ESPE Abstracts

A 15y old girl presented with severe hypoglycaemic symptoms in combination with low blood glucose levels (<60 mg/dl). She had symptoms for over 1 year in combination with reduced activity, development of oligomenorrhoea after 2 years of normal cycles, increased fluid intake. Continuous sc. glucose measurement revealed constantly low or reduced glucose levels apart from a few increases after meals. Metabolic laboratory testing was normal apart from a single diminished GH level during hypoglycaemia. Insulin and C-peptide levels were appropriate to glucose levels with no sign of hyperinsulinism. MRI’s from brain and abdomen were normal. Oral glucose tolerance test showed normal increase of serum glucose, high normal insulin levels decreasing appropriately in relation to glucose levels. However, after 3 hours, serum glucose fell to 54 mg/dl. Laboratory investigations afterwards every 20 min up to 1 hour show a low GH levels (< 5ng/ml and a low but normal cortisol increase (>12 mg/dl) with normal values for all other parameters of glucose metabolism. Then, after an arginine infusion test, GH values were below 8 ng/ml so that an insufficient GH secretion was diagnosed.
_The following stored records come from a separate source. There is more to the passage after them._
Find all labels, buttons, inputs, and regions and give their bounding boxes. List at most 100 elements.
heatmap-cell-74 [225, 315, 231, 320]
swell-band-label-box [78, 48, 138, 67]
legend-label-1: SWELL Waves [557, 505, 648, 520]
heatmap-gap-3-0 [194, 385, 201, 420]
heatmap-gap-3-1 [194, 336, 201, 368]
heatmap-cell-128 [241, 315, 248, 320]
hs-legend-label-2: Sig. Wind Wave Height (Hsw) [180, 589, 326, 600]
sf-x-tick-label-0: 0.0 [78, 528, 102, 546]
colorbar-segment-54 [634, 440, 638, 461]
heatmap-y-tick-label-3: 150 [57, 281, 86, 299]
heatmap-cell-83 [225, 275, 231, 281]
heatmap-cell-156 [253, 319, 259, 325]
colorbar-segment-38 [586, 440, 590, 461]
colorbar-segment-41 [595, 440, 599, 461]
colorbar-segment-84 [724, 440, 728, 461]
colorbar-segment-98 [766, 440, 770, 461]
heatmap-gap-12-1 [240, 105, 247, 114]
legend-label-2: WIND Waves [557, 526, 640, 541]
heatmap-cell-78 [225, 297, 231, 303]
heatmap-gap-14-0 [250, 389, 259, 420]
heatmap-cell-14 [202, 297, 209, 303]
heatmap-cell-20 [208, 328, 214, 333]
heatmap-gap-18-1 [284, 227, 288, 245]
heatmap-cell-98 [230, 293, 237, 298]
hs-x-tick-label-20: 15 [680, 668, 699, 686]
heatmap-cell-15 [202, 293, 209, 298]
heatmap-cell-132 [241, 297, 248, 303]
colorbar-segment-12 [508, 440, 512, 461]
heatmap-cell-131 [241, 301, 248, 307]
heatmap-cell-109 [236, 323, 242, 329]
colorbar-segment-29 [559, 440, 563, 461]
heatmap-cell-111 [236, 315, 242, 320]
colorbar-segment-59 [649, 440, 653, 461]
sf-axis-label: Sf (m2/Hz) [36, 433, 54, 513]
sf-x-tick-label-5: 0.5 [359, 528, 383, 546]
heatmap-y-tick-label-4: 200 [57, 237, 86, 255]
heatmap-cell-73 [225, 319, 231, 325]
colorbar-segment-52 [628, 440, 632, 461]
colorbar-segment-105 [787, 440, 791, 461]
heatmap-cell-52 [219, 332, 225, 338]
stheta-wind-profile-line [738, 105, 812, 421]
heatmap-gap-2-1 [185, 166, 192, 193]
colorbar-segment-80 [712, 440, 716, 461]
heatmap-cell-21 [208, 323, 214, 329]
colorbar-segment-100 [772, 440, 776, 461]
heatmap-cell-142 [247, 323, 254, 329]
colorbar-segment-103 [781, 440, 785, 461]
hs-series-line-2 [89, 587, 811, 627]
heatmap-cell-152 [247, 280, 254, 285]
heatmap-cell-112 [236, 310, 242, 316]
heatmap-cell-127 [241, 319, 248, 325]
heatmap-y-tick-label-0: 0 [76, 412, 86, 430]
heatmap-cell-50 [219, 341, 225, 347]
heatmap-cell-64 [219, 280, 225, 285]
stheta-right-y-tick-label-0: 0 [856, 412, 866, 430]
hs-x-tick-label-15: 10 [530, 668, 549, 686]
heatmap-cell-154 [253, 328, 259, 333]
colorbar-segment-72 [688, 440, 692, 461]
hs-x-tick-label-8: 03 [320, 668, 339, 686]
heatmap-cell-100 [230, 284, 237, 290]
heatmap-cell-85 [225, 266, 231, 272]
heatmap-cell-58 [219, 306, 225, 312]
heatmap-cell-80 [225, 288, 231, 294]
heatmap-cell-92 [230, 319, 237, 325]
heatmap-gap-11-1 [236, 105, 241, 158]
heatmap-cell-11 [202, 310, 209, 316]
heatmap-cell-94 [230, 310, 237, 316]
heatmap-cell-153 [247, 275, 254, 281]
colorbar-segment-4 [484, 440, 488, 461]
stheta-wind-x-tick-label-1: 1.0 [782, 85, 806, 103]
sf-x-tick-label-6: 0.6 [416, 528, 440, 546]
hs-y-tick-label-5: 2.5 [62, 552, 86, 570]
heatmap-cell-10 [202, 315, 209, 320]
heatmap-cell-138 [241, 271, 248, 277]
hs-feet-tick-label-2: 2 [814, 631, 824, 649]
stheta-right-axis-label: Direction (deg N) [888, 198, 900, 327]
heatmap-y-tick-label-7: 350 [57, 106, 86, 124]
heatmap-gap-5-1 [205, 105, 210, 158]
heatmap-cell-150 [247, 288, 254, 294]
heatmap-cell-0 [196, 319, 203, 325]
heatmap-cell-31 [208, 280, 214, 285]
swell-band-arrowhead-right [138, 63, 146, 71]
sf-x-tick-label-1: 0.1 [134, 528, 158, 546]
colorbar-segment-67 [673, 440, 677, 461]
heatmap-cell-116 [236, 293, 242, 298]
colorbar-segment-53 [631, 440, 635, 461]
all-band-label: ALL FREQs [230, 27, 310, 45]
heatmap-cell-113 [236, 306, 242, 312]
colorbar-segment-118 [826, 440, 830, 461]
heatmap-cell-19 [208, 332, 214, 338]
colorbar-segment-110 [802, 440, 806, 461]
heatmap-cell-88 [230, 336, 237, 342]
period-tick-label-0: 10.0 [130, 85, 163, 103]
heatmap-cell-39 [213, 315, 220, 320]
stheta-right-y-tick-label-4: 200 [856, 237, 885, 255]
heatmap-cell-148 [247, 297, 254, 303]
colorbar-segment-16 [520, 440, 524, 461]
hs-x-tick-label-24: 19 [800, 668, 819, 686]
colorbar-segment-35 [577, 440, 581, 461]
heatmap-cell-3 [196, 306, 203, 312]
Treatment with GH was started. Since 2 injections of GH/d were necessary to prevent hypoglycaemia, we started with long acting GH (Ngenla) 46 mg/week. Subcutaneous glucose levels rose but still on 2 occasions hypoglycaemia occurred. Treatment was increased to 54 mg/week. Glucose levels still were in the lower normal range but no glucose levels below 70 mg/dl were encountered and the girl remained without hypoglycaemic symptoms together with an overall improvement of activity and wellbeing. The patient presents an unusual symptom of GH deficiency at this age. Continuous increase of GH levels with a long acting GH preparation abolished the symptoms.